Il paraît, en conséquence, difficile de procéder à des enquêtes actuelles. Mais au cours de ces dernières années, il a été fait, soit pour des municipalités, soit pour l’État, soit pour des institutions scientifiques, des enquêtes qui sont demeurées à l’état manuscrit ou ont été imprimées. J’ai eu ainsi entre les mains, trop tard, je le regrette, pour pouvoir l’utiliser, un excellent rapport de M. Gaston Moch qui, chargé de préparer la création d’un lycée à Monaco, avait étudié les établissements scolaires de France, Allemagne, Suisse et Norvège. Tous ces documents devraient être recueillis, classés, coordonnés ; les résultats devraient en être dégagés, et le tout serait mis à la disposition des maires. Peut-être y a-t-il déjà pensé ; peut-être le travail est-il fait ; dans ces cas, je m’excuse de mon ignorance ; mais, s’il reste encore à accomplir, il appartiendrait au groupe parlementaire, qui a déjà tant à faire, mais à qui nous sommes en droit de tant demander, il appartiendrait, dis-je, au groupe de nos élus d’en obtenir ou d’en diriger l’accomplissement.

*

Rédiger, avec l’aide de toutes les compétences, des programmes complets et précis – s’assurer que les architectes se conforment à ces programmes. J’ai cité, tout à l’heure, les cliniques de Moscou dues à la collaboration d’un médecin et d’un architecte. Toutes les fois qu’on a procédé ainsi, on a fait de bonne besogne. À Angers, en 1903, une commission formée d’architectes, de vétérinaires et de praticiens, a élaboré le programme pour la reconstruction de l’abattoir, et c’est en conformité avec ce programme que l’architecte Blitz, désigné à la suite d’un concours, a accompli son œuvre, dont les spécialistes s’accordent à reconnaître le mérite. La logique, le bon sens démontrent, avec évidence la vérité de ces principes : il saute aux yeux que tout monument doit être fait par un homme de métier sur les indications des gens compétents. Aucune règle, pourtant, n’a été plus souvent transgressée.

*

Lutter contre la routine, qu’elle vienne des administrations, des architectes ou de tout autre force, est la tâche la plus ardue qui s’impose à une municipalité, c’est aussi la plus nécessaire. On pourrait, hélas ! Multiplier indéfiniment les exemples des méfaits des administrations. C’est le nouvel Hôtel-Dieu de Paris, construit sans consulter les médecins, et où, à peine achevé, on est obligé de démolir pour quatre millions de travaux. C’est l’abattoir de Vaugirard, créé en 1897, sans tenir aucun compte des progrès scientifiques et techniques accomplis depuis un demi-siècle.

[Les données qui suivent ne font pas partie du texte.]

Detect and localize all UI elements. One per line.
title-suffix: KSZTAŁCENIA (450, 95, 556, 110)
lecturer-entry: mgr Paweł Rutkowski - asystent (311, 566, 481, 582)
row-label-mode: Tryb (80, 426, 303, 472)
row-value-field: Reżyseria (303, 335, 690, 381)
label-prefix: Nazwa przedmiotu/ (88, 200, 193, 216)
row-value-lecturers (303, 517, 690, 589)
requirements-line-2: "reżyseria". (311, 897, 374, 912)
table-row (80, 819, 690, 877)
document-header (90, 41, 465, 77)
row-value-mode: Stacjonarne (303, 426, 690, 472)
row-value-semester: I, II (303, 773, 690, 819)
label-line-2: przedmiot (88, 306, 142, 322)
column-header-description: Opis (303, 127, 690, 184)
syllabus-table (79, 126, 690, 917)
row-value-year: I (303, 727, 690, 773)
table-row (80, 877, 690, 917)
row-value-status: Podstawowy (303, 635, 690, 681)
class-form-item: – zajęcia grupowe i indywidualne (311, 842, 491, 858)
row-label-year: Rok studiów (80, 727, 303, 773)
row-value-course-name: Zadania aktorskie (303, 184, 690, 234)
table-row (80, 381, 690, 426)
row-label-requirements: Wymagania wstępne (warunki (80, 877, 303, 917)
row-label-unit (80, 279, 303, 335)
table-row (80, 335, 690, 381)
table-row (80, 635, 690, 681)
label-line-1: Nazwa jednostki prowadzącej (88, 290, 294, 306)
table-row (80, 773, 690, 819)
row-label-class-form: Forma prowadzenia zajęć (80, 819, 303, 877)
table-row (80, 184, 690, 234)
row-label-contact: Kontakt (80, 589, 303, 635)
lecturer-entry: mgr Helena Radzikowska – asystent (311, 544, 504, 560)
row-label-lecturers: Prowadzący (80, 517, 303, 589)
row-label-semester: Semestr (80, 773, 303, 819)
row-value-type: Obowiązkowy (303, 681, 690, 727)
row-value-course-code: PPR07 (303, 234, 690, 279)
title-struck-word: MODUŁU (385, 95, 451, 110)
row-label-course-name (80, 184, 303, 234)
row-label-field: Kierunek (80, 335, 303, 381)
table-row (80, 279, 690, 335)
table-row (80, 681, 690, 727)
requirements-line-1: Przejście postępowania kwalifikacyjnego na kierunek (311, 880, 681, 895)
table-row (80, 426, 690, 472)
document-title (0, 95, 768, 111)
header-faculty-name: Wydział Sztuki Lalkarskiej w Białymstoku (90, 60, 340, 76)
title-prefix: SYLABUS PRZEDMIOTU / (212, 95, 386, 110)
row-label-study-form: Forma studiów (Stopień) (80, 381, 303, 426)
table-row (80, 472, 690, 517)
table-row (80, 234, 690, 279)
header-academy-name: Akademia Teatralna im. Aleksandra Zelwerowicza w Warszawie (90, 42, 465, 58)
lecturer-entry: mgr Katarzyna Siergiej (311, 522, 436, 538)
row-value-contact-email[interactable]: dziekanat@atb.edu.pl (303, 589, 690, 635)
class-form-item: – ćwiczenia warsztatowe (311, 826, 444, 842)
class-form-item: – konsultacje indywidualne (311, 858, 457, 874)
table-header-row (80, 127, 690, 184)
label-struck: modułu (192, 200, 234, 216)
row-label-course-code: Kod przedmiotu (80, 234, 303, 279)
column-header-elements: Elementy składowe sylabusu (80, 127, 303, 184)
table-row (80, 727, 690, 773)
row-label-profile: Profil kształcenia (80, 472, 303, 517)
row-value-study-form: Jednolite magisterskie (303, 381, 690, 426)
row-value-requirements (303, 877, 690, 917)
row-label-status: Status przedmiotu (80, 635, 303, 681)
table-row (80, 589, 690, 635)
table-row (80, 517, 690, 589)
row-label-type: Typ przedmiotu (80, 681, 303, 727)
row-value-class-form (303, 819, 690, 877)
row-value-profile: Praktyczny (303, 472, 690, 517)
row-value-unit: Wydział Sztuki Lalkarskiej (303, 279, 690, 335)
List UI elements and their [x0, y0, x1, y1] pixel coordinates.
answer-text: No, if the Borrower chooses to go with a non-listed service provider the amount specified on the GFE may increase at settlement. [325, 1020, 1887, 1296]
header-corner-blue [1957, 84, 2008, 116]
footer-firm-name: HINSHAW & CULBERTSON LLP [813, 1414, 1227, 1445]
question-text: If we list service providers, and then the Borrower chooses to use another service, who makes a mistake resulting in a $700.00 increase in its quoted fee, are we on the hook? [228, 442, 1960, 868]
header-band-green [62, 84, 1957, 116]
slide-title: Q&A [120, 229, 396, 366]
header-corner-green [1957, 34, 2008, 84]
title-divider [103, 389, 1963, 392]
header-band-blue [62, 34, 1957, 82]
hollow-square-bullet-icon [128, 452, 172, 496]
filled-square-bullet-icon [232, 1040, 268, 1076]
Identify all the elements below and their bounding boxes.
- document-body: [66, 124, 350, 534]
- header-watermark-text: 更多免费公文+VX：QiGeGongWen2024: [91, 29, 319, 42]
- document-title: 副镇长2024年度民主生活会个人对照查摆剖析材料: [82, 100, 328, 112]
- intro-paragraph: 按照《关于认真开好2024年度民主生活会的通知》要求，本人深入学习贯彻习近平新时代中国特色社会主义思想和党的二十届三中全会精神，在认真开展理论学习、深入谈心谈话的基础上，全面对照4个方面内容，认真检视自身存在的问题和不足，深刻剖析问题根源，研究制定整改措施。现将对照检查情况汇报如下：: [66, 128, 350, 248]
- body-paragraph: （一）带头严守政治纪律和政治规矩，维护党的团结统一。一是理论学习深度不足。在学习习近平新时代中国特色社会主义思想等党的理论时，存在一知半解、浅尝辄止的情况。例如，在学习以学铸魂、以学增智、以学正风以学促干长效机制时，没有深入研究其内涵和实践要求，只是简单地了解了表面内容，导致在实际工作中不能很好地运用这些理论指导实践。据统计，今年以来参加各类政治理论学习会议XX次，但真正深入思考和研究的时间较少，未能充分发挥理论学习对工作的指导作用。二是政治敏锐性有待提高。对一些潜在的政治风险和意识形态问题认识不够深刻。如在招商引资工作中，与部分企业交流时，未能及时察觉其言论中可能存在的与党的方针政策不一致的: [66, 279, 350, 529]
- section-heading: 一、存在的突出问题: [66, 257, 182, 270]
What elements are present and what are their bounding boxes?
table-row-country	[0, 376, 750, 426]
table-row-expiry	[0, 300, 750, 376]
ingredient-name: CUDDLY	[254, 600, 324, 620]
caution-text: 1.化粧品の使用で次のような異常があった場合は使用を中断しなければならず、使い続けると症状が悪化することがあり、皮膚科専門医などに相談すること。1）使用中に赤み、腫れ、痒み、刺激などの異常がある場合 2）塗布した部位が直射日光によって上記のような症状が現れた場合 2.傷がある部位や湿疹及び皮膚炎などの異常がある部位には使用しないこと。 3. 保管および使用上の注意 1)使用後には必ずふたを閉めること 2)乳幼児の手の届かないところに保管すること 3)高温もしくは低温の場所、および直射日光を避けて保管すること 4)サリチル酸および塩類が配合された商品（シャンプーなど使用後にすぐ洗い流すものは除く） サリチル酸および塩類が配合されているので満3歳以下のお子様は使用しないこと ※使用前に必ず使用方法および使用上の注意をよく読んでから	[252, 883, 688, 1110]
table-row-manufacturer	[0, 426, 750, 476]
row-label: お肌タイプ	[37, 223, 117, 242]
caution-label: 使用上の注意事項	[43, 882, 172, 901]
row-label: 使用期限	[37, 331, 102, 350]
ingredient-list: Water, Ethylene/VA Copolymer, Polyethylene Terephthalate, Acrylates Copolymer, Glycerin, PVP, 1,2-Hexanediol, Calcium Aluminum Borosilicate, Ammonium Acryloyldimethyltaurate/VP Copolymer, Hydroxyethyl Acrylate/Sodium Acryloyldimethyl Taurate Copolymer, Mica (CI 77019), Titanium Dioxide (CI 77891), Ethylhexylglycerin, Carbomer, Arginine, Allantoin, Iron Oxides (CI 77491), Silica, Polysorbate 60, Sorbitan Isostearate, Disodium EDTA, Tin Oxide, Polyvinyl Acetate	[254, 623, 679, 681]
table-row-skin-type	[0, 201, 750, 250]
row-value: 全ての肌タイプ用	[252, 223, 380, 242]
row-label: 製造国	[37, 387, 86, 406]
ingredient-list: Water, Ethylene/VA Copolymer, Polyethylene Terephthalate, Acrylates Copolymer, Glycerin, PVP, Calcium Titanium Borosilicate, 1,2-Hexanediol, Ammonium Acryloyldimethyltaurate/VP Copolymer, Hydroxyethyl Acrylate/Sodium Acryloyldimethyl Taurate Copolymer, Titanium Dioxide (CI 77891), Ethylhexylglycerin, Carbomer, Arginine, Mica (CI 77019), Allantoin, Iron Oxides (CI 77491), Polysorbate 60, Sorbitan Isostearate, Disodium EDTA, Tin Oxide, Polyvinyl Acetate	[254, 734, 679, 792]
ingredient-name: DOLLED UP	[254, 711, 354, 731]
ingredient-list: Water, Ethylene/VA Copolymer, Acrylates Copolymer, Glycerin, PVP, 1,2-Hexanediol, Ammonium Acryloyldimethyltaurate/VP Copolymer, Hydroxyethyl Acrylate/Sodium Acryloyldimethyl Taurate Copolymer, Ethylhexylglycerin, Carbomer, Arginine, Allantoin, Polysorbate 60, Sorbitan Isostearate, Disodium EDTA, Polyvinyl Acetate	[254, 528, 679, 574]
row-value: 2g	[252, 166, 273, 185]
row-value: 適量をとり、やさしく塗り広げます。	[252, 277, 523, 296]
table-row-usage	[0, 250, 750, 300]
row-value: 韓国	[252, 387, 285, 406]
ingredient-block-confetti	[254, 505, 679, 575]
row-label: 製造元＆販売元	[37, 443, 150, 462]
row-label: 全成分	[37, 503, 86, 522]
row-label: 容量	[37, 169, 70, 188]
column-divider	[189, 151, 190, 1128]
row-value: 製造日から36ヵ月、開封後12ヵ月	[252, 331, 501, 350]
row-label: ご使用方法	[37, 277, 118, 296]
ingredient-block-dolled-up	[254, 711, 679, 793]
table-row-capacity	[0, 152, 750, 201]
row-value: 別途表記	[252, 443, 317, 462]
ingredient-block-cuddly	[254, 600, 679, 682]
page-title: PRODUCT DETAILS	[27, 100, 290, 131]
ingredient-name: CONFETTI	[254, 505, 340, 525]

Autre danger du côté des architectes obnubilés par de fausses conceptions d’art et par des idées erronées d’indépendance. En 1787, Poyet imaginait un plan d’hôpital circulaire, non pour des raisons d’hospitalisation, mais parce qu’il pourrait donner à son monument l’aspect du Colysée ! Ceci se passait en 1787, mais, depuis ce temps, combien d’absurdités dictées par le désir de faire de belles façades ! Il y a peu d’années, une municipalité normande, instituant un concours pour ses écoles, avait l’idée heureuse d’exiger des architectes concurrents qu’ils s’associent avec un membre de l’enseignement. Le journal L’Architecture, organe autorisé des architectes, trouva l’idée grotesque et la couvrit de sarcasmes !

Quant aux obstacles créés par des préjugés ou par des intérêts particuliers, il me suffira de rappeler le cas des installations frigorifiques préconisées depuis longtemps par M. Carreau, de Dijon, et dont les circonstances récentes finiront peut-être par démontrer la nécessité.

En résumé, pour faire œuvre rationnelle, une municipalité aura besoin de beaucoup de clairvoyance ; elle aura aussi besoin de beaucoup de fermeté. Dans mon prochain article, j’étudierai la question des reconstructions partielles et des restaurations.